Fast forward to later in 2017 and the FBI basketball bribery scandal emerged. Criminal convictions resulted from the payment of cash by Adidas to the parents of recruits. Coach Piino did not survive that one and was fired in October 2017.
Enter football coach Bobby Petrino. His journey to Louisville came through his stint as head coach at the University of Arkansas. Here was a man who had a motorcycle accident with a young football staffer along for the ride. The two scrambled, and she quickly left the scene because the two were having an affair. As details emerged and the coach recovered from the accident, some lies were tossed hither and yon, and Coach Petrino was fired in 2012. However, Louisville picked him up as head coach that year. There were various events during his tenure, such as two football players and a cheerleader being shot as they celebrated the school’s Heisman trophy winner (Lamar Jackson). Nonetheless, these kinds of things bounced off Coach Petrino.
But, this week, Louisville put its foot down. The Coach was 2-8, and enough was enough. Vince Yyra, the athletic director, fired Coach Petrino with these words, “We owe it to our student-athletes and fans to turn this thing around.I did not have the confidence that it was going to happen next season without a change, and it needs to start happening now.” We will have none of this losing stuff.
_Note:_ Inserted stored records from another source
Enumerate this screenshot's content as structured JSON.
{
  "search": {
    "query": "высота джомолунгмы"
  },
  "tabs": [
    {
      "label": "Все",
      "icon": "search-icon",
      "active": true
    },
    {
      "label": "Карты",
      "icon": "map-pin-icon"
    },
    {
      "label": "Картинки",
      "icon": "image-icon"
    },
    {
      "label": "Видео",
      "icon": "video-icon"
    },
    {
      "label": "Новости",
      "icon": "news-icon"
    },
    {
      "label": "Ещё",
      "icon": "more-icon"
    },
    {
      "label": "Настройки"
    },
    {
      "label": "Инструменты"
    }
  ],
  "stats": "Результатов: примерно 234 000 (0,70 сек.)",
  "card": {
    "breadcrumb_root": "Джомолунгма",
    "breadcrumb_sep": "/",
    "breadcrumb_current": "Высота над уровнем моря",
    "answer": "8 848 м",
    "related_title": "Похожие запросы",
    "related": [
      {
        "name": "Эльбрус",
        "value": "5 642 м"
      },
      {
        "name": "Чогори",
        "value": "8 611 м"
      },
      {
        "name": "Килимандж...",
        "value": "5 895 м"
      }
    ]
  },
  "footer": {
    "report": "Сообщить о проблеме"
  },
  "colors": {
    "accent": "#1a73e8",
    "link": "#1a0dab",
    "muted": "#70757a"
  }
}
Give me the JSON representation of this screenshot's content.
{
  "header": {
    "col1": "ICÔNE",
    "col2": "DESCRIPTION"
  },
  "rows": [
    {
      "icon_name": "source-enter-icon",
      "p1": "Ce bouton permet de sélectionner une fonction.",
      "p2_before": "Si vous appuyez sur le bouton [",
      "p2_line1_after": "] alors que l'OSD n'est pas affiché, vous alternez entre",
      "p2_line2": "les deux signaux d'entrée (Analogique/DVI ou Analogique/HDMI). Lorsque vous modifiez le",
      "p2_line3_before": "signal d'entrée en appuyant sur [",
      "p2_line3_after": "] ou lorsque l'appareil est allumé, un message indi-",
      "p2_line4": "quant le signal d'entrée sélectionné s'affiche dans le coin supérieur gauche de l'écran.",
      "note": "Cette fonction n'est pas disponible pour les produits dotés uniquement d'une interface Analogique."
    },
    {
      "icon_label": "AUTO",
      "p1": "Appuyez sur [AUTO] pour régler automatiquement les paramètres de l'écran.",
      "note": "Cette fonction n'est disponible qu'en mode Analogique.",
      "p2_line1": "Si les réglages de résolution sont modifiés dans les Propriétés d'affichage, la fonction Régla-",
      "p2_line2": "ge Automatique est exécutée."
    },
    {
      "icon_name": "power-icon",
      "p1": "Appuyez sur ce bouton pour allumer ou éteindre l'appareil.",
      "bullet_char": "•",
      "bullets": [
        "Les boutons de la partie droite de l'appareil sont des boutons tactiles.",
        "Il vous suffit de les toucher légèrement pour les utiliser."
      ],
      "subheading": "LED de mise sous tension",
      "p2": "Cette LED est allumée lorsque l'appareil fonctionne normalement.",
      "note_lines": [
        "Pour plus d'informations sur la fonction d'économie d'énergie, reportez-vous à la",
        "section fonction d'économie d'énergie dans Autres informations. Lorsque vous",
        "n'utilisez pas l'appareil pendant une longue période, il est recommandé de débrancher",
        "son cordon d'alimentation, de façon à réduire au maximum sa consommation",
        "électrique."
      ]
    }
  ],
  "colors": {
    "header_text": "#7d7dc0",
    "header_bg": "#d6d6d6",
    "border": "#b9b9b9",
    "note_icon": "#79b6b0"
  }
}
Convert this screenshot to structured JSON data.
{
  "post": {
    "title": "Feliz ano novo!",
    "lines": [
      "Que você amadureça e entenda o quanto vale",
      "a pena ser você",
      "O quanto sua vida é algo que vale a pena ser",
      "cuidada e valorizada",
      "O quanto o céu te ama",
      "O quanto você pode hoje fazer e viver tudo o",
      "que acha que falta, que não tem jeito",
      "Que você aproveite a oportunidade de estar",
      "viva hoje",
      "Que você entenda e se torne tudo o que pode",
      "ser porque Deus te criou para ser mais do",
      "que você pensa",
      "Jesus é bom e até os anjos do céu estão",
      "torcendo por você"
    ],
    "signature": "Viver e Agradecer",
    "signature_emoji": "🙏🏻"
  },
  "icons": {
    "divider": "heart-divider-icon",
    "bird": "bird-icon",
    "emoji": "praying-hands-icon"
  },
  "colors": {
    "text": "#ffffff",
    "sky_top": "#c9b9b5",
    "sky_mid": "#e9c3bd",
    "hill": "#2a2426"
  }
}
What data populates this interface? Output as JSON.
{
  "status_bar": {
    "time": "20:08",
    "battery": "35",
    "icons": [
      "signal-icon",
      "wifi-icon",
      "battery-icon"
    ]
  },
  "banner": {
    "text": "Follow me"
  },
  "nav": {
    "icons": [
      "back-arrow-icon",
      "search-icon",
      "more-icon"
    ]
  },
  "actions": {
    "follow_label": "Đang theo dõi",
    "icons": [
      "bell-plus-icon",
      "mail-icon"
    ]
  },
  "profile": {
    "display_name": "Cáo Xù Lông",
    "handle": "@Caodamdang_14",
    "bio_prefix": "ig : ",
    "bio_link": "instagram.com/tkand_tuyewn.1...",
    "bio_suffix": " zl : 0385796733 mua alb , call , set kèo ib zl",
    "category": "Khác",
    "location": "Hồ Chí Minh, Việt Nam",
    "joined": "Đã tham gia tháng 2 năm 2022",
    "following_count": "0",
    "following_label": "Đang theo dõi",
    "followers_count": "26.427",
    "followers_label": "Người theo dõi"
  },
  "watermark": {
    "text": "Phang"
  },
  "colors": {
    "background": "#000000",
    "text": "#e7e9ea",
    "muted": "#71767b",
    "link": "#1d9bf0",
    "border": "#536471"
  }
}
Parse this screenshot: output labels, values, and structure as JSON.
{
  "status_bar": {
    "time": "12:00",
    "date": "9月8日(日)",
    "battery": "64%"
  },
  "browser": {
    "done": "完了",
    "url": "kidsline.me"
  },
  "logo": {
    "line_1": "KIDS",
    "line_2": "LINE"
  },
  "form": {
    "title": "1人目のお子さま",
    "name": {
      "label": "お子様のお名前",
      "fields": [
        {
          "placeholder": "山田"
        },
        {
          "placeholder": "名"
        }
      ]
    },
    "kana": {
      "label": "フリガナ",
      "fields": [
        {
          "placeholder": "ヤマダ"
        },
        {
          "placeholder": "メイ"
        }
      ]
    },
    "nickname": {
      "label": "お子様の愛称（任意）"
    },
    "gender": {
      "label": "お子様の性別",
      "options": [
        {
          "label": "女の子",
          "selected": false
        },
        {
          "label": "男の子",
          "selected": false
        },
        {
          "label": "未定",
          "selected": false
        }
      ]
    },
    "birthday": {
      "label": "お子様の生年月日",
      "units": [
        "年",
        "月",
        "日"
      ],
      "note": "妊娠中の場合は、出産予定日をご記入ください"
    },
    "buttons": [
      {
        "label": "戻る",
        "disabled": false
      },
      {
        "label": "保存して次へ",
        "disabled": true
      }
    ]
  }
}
Prostitution, bribery, scandal at previous jobs — those kinds of things bring mixed or delayed signals when it comes to athletic department personnel. However, one losing season and they are out (although exiting with $14 million takes away some of the ignominy). Everyone at Louisville understands how the game is played there — not football, obviously from the record, but the ethics thing. The rules of that game are clear and the result is one sad culture.